O Congresso americano aprovou uma lei que sanciona as autoridades chinesas que aplicam as novas regras de segurança contra Hong Kong, além dos bancos que cooperam com a violação da autonomia da ex-colônia britânica. O texto ainda deve ser promulgado pelo presidente, mas a China ameaçou com “fortes contramedidas” se a iniciativa se tornar lei.
O primeiro-ministro australiano, Scott Morrison, confirmou que apresentará um projeto oferecendo refúgio aos residentes de Hong Kong, mas ainda está preparando os termos.
Em Taiwan, que não possui uma lei para refugiados e historicamente trata os requerentes de asilo da China continental com cuidado e caso a caso, o governo da presidente Tsai Ing-wen abriu na quarta-feira (1º) um novo escritório do governo para ajudar os dissidentes e empresas de Hong Kong que desejam migrar. No primeiro dia, o escritório recebeu 180 consultas de Hong Kong, muitas de pessoas interessadas em um programa de imigração de investimentos, disse Chiu Chui-cheng, vice-chefe do Conselho de Assuntos Internacionais de Taiwan.

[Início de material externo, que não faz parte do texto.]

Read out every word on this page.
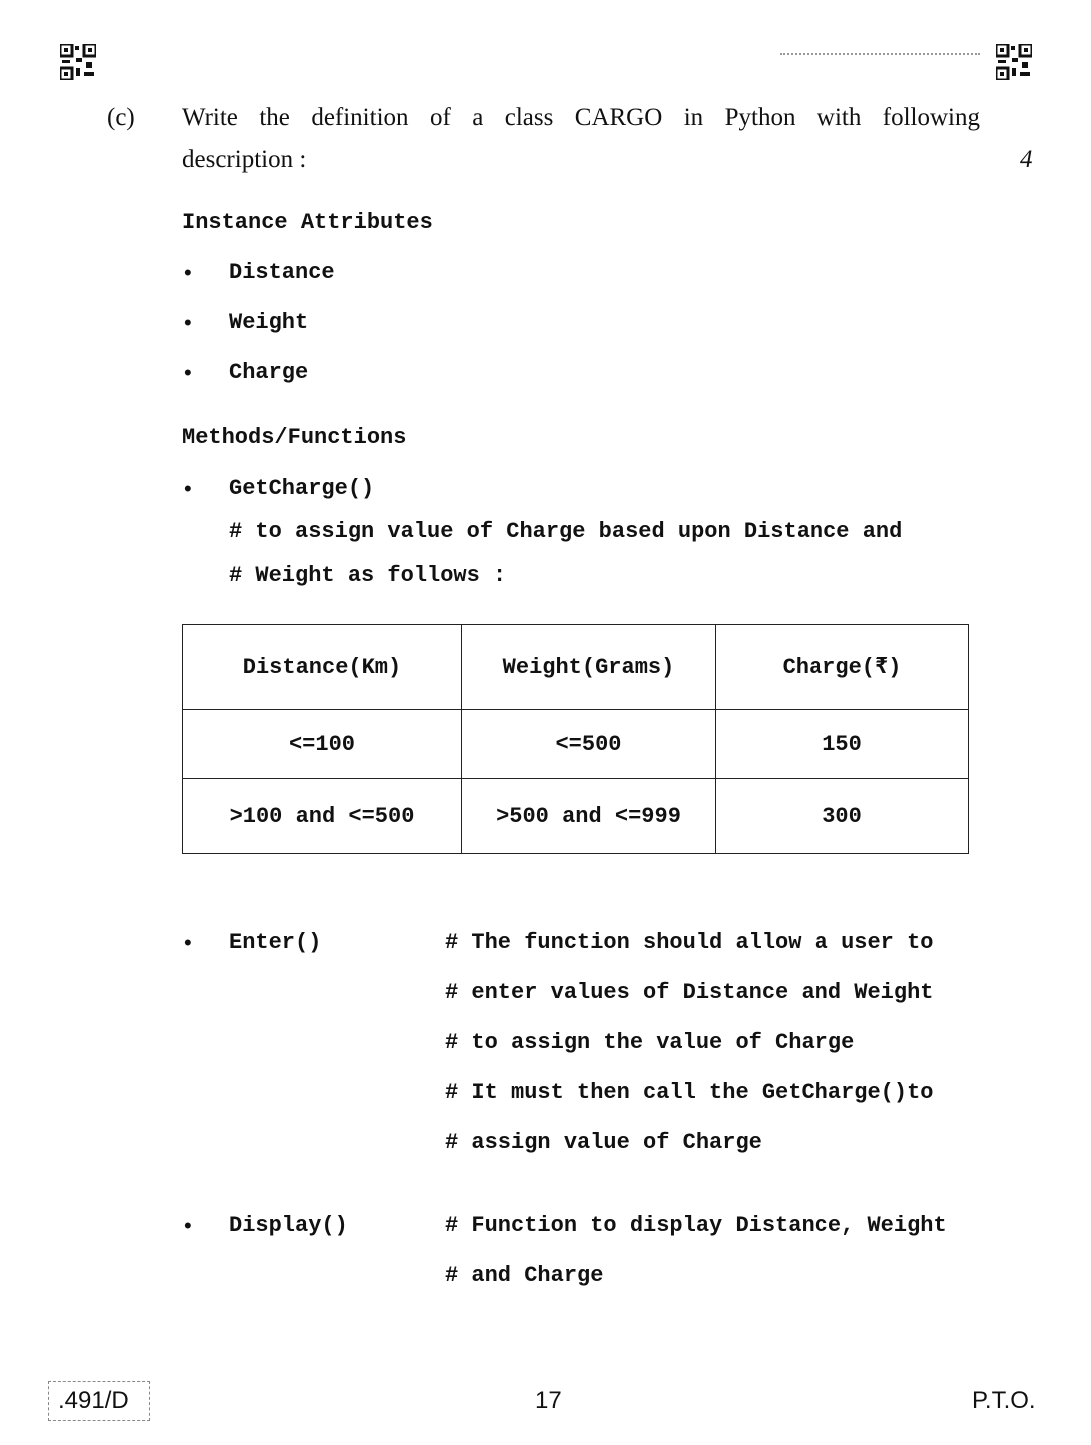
(c) Write the definition of a class CARGO in Python with following
description :	4
Instance Attributes
• Distance
• Weight
• Charge
Methods/Functions
• GetCharge()
# to assign value of Charge based upon Distance and
# Weight as follows :
Distance(Km)	Weight(Grams)	Charge(₹)
<=100	<=500	150
>100 and <=500	>500 and <=999	300
• Enter()	# The function should allow a user to
# enter values of Distance and Weight
# to assign the value of Charge
# It must then call the GetCharge()to
# assign value of Charge
• Display()	# Function to display Distance, Weight
# and Charge
.491/D	17	P.T.O.
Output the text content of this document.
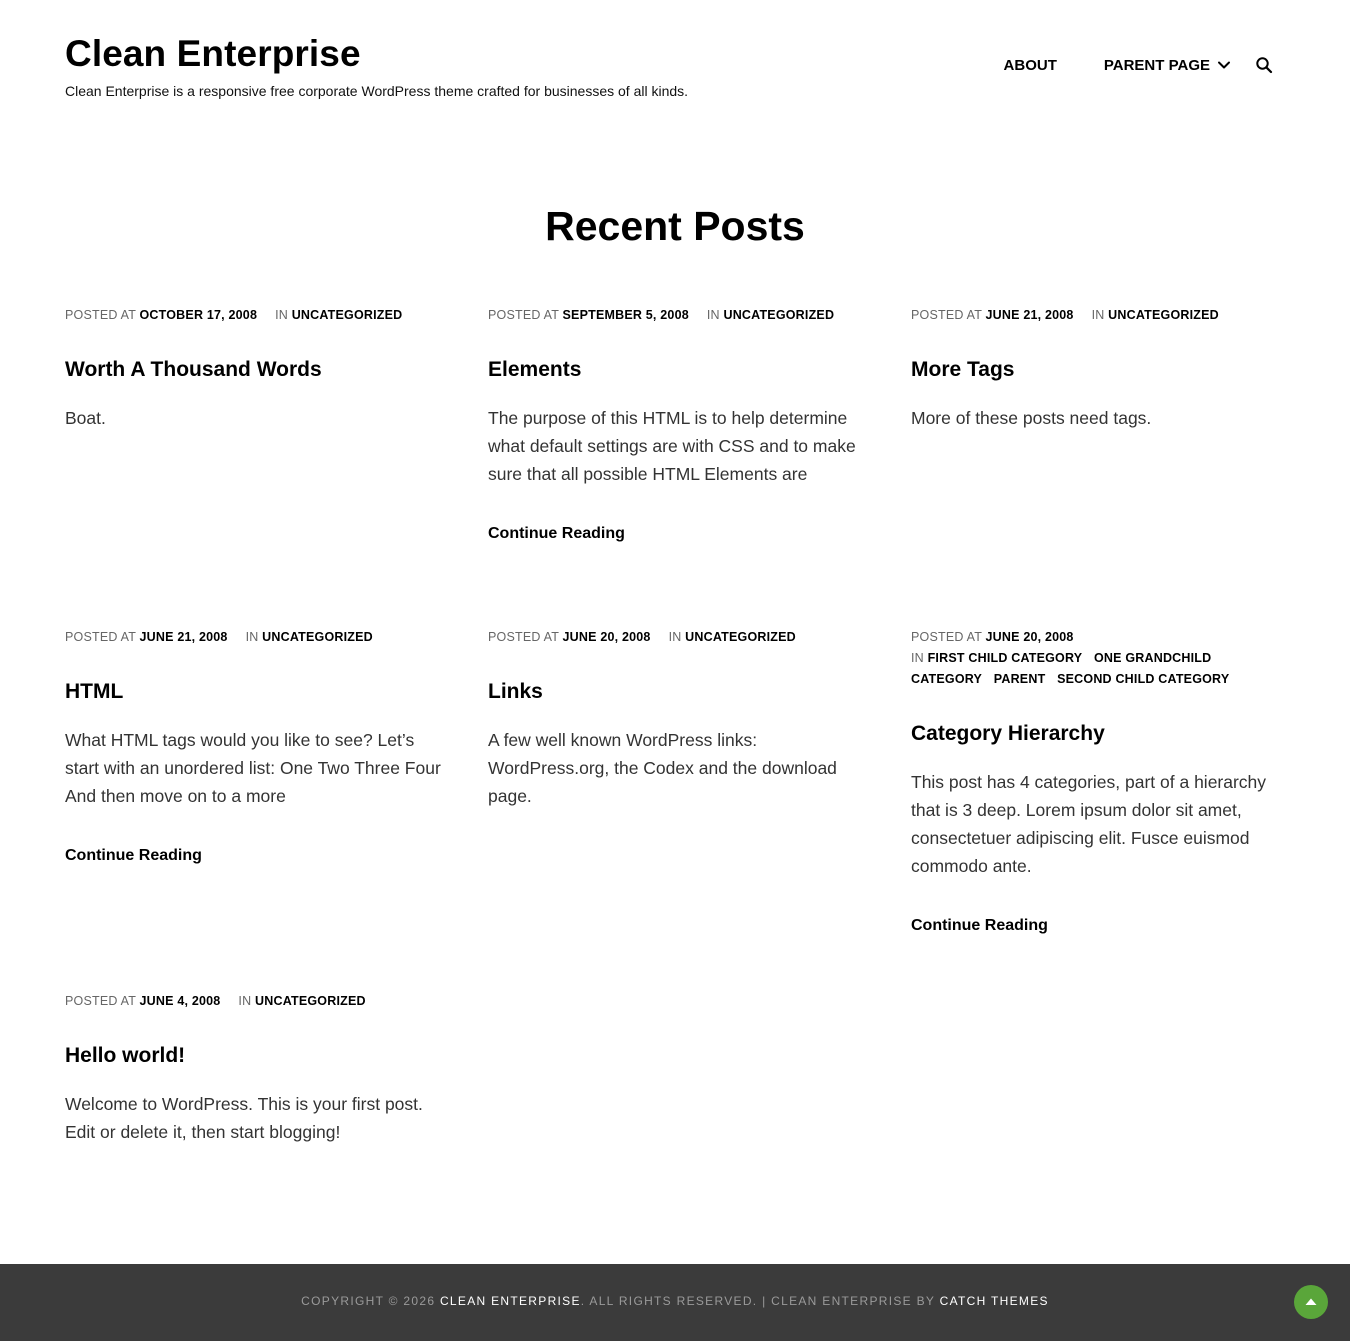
Clean Enterprise

Clean Enterprise is a responsive free corporate WordPress theme crafted for businesses of all kinds.

ABOUT	PARENT PAGE
Recent Posts
POSTED AT OCTOBER 17, 2008 IN UNCATEGORIZED
Worth A Thousand Words

Boat.

POSTED AT SEPTEMBER 5, 2008 IN UNCATEGORIZED
Elements

The purpose of this HTML is to help determine what default settings are with CSS and to make sure that all possible HTML Elements are

Continue Reading
POSTED AT JUNE 21, 2008 IN UNCATEGORIZED
More Tags

More of these posts need tags.

POSTED AT JUNE 21, 2008 IN UNCATEGORIZED
HTML

What HTML tags would you like to see? Let’s start with an unordered list: One Two Three Four And then move on to a more

Continue Reading
POSTED AT JUNE 20, 2008 IN UNCATEGORIZED
Links

A few well known WordPress links: WordPress.org, the Codex and the download page.

POSTED AT JUNE 20, 2008
IN FIRST CHILD CATEGORY ONE GRANDCHILD CATEGORY PARENT SECOND CHILD CATEGORY
Category Hierarchy

This post has 4 categories, part of a hierarchy that is 3 deep. Lorem ipsum dolor sit amet, consectetuer adipiscing elit. Fusce euismod commodo ante.

Continue Reading
POSTED AT JUNE 4, 2008 IN UNCATEGORIZED
Hello world!

Welcome to WordPress. This is your first post. Edit or delete it, then start blogging!

COPYRIGHT © 2026 CLEAN ENTERPRISE. ALL RIGHTS RESERVED. | CLEAN ENTERPRISE BY CATCH THEMES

As propostas de imigração permanecem tentativas em alguns casos, mas já estão abrindo uma nova brecha com Pequim, que atacou a perspectiva de outras jurisdições ajudando os cidadãos de Hong Kong a fugir em massa.
Primeira fuga
O primeiro a deixar Hong Kong foi o ativista pró-democracia Nathan Law. “Saí de Hong Kong e continuarei meu ativismo em nível internacional”, disse Law em uma breve mensagem em inglês enviada aos jornalistas, sem especificar seu paradeiro. “Dados os riscos, não revelarei detalhes do meu paradeiro e situação atual.”
Law é um dos fundadores do Demosisto, um partido pró-democracia que se dissolveu no início desta semana em resposta à lei de segurança. O partido foi uma fortaleza da democratização em Hong Kong, mas nunca defendeu publicamente a independência, como afirma o regime de Pequim.